We did the test on a modern AMD x86 CPU (AMD Ryzen 9 5900HX) with Nim version 1.7.3 and GCC version 12.2.1 on a Gentoo Linux OS. The results from the table above confirm our prior statements. Multiplication is typically faster, and float and integer operations do not differ much in performance. The operand size, 64- or 32-bit, makes no significant difference, and the same applies to signed and unsigned integers. Of course, the actual performance differences of the tested operations are a bit larger, as the loop execution and index updates generate a constant offset. We observe that the timings for / 2 vs. * 0.5 differ, indicating that the compiler does not perform an automatic replacement. The compiler refrains from making automatic replacements because such replacements could slightly impact the accuracy of the operation. With the Nim compiler option --passC:-ffast-math, we can indicate to the compiler that utmost accuracy is not our priority, thus enabling the use of reciprocal multiplication. If we wish to allow only reciprocal multiplication, and not all other math optimizations enabled by -ffast-math, we can use -freciprocal-math instead.

Table 3. Division and Multiplication with unknown runtime variables
type operation time in us

float

/ x

97.37

float

* (1/x)

26.68

float32

/ x

69.86

float32

* (1/x)

25.03

int

div x

151.16

int

* x

44.04

int32

div x

129.61

int32

* x

33.46

uint32

div x

129.65

uint32

* x

43.72

The above table is the result of operations with a variable, and we assume that the compiler does not manage to know the actual content of the variable. So the compiler has no freedom for optimizations, in all cases a /, div or * is executed. You may wonder why the * (1/x) reciprocal multiplication is fast here, while it should be very slow: First calculation of (1 / x), and then the multiplication. Well, the compiler is smart and recognizes that the x does not change in our timed loop, so the (1 / x) operation is performed already before the loop. The above table shows us that integer division is indeed a bit slow compared to multiplication.

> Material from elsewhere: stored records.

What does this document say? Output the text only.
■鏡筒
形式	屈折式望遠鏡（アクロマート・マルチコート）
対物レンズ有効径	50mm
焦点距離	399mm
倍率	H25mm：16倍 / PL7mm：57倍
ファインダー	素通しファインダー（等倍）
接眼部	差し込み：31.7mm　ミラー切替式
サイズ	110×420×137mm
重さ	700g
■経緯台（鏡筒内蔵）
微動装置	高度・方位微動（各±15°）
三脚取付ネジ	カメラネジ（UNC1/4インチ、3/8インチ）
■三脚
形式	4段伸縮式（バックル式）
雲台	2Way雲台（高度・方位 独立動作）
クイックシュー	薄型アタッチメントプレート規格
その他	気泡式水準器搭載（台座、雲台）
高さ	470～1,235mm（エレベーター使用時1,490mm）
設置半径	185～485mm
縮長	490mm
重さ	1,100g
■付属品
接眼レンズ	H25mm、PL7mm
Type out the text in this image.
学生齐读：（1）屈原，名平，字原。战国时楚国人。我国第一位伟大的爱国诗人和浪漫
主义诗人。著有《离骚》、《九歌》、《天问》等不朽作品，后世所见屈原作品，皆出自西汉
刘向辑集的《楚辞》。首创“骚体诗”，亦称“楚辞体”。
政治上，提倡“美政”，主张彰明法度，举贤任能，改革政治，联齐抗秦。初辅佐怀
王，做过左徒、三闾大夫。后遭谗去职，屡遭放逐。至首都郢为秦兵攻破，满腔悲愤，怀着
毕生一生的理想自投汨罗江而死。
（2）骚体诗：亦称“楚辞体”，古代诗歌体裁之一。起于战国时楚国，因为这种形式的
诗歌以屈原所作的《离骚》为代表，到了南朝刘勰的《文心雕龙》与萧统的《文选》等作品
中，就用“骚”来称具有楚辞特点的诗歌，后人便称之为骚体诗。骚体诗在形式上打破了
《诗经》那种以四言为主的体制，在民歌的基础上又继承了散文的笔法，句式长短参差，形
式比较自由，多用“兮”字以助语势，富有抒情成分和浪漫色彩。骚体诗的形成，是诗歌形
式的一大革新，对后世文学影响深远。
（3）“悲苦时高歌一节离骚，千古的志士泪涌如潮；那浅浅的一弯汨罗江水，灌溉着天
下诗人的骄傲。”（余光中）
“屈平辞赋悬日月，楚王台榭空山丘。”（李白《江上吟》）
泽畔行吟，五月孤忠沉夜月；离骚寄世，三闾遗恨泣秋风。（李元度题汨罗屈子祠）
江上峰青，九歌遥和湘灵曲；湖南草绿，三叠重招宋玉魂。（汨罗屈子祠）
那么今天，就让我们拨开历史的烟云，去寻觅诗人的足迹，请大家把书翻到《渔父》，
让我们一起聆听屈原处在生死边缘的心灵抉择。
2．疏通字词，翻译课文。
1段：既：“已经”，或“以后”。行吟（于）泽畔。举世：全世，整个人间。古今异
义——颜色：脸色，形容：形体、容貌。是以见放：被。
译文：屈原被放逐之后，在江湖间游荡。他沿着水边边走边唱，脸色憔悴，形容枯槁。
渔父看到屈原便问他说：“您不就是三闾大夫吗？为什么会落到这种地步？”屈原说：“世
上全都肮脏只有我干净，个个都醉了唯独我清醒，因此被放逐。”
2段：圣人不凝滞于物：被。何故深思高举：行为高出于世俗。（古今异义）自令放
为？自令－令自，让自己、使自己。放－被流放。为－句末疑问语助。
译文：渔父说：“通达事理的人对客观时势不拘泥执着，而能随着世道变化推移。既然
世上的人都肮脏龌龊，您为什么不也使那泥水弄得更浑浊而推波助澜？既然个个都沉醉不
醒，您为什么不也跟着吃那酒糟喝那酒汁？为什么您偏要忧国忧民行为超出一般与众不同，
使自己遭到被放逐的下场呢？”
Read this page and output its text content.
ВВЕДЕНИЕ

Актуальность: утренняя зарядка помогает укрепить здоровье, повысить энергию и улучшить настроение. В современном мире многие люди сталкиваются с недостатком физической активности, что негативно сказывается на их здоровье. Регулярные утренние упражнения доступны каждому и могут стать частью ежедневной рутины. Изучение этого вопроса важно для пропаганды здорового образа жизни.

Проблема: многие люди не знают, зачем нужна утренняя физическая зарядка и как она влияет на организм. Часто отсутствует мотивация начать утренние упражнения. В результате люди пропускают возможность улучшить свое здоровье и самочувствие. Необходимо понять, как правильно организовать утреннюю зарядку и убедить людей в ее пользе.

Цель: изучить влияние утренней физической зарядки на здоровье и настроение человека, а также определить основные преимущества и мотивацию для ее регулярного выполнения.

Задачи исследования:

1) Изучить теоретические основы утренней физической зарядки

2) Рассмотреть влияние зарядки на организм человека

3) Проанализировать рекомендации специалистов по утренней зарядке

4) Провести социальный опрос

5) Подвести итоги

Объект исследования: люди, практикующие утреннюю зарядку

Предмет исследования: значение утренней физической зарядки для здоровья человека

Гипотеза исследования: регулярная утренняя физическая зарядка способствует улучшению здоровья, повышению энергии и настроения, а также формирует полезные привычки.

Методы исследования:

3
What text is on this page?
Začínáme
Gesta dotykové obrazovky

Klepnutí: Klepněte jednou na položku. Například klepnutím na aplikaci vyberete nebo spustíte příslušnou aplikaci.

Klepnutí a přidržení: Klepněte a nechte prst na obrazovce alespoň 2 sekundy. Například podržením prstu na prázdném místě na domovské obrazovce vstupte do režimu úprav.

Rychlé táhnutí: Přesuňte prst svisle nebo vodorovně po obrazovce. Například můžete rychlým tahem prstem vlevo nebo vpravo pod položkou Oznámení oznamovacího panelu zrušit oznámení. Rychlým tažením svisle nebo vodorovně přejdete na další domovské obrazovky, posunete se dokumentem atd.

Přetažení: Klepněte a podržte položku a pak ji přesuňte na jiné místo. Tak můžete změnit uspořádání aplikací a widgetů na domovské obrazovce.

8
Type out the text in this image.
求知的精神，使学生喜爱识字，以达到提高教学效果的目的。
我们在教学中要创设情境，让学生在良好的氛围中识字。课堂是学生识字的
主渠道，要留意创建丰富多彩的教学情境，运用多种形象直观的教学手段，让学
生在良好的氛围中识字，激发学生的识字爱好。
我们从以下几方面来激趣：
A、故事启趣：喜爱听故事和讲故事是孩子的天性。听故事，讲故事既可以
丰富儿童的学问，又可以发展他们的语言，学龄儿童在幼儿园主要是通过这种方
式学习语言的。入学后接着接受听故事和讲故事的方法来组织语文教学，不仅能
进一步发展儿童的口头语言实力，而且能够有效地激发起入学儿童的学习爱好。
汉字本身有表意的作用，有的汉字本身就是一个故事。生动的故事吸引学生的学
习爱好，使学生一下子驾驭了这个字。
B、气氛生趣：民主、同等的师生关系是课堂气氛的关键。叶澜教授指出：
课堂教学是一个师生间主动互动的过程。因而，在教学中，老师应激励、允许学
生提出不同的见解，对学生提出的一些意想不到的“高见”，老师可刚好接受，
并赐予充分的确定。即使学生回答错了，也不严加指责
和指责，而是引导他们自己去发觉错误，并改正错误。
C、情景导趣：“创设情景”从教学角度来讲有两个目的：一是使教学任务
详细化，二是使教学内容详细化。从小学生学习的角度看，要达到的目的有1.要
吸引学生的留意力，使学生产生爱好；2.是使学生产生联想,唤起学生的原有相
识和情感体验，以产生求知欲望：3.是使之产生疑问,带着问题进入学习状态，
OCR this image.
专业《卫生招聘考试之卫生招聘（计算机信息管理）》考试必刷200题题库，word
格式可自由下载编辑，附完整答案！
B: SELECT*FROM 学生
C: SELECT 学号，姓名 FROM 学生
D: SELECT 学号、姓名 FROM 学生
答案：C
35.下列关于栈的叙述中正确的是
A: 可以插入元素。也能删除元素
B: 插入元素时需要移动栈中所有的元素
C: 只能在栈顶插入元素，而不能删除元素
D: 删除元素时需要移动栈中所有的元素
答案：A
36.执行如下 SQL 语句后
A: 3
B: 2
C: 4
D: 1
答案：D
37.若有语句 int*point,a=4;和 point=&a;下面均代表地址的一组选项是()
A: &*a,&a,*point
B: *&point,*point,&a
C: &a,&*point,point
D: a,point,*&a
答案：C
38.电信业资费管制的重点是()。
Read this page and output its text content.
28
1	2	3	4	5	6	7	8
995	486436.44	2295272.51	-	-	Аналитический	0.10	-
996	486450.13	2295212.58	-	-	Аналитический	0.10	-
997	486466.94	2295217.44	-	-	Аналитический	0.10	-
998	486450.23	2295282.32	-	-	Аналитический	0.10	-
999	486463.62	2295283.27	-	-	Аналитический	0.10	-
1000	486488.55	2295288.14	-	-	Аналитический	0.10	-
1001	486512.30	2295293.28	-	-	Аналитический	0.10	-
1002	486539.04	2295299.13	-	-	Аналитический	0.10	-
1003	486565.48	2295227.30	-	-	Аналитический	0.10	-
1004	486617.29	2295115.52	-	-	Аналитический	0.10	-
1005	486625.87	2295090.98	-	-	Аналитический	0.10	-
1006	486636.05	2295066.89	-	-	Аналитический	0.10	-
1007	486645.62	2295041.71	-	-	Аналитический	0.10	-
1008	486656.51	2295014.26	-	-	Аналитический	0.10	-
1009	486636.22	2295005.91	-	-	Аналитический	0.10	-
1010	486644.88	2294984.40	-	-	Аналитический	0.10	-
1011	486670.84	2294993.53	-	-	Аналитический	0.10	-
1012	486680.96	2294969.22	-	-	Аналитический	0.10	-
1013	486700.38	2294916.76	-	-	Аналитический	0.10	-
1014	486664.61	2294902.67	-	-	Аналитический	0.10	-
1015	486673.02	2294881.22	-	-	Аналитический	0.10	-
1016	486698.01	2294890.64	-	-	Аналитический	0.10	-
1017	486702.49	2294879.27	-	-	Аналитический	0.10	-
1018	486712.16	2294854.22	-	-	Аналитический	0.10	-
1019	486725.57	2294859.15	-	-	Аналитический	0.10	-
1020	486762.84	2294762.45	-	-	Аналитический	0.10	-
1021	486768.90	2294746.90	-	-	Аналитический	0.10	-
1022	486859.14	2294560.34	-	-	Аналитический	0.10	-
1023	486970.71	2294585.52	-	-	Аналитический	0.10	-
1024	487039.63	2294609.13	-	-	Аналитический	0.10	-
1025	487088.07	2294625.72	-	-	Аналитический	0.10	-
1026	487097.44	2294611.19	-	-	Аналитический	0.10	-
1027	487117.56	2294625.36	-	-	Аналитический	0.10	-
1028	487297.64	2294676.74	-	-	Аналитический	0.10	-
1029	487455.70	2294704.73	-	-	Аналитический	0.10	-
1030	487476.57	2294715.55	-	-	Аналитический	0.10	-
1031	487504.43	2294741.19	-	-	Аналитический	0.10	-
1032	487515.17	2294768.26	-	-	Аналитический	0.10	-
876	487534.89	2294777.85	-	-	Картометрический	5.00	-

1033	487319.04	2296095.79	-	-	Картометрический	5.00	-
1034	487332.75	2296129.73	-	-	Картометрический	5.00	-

Note that addition and subtraction is typically very fast — as fast or faster than multiply. Note also that prediction of the actual performance is difficult: SIMD instructions can greatly improve performance when the compiler is able to use it. Or cache misses can greatly reduce performance, when we work with large data, that does not completely fit into the caches.

References:

ASCII table

proc print(i: int) =
  let c =
    if i > 31 and i < 128: char(i) else: ' '
  stdout.write("  ", c, "  ")

proc main =
  echo "Visible ASCII Characters\n"
  stdout.write("     ")
  for i in 0 .. 15:
    if i < 10:
       stdout.write(" +")
    else:
      stdout.write("+")
    stdout.write(i, "  ")
  stdout.write('\n')
  var i = 0
  while i < 128:
    if i < 10:
      stdout.write("  ")
    elif i < 100:
      stdout.write(" ")
    stdout.write(i, ' ')
    for j in 0 .. 15:
      print(i + j)
    stdout.write('\n')
    inc(i, 16)

main()

Div and mod operation

type
  T = array[-5 .. 4, int]
  T2 = array[-5 .. 4, T]

var t: T2

for d in 0 .. 1:
  if d == 0:
    echo "\nResult of i div j"
  else:
    echo "\nResult of i mod j"
  for i in -5 .. 4: # row
    for j in -5 .. 4: # col
      if i == -5 and j == -5:
          t[i][j] = int.high
      elif i == -5:
        t[i][j] = j
      elif j == -5:
        t[i][j] = i
      else:
        if j == 0:
          t[i][j] = int.high
        else:
          if d == 0:
            t[i][j] = i div j
          else:
            t[i][j] = i mod j

  for i in -5 .. 4:
    for j in -5 .. 4:
      if t[i][j] >= 0:
        stdout.write(" ")
      if t[i][j] == int.high:
        stdout.write("  ")
      else:
        stdout.write(t[i][j], " ")
    echo ""

Text styles

We use semantic markup for the book. Asciidoctor has some support for this: We can use user defined roles for the markup, and additional use substitutions. Nim keywords and operators are printed in bold, with a few exceptions: The macro keyword is printed in plain style when it occurs very often in a section, because many dense bold terms look not that nice. Initially we had the some problem with the proc keyword, but then we have used the term procedure instead when it makes sense. The predefined data types like int, float or string, and user defined types are printed in a monospace font. Variables, constants, and literals are printed in italic with a monospace font. Module names are printed as small caps, and code snippets in text blocks use monospace font with a grey background. Callable names are printed in plain text with an appended (). Finally, newly introduced terms are printed in italics.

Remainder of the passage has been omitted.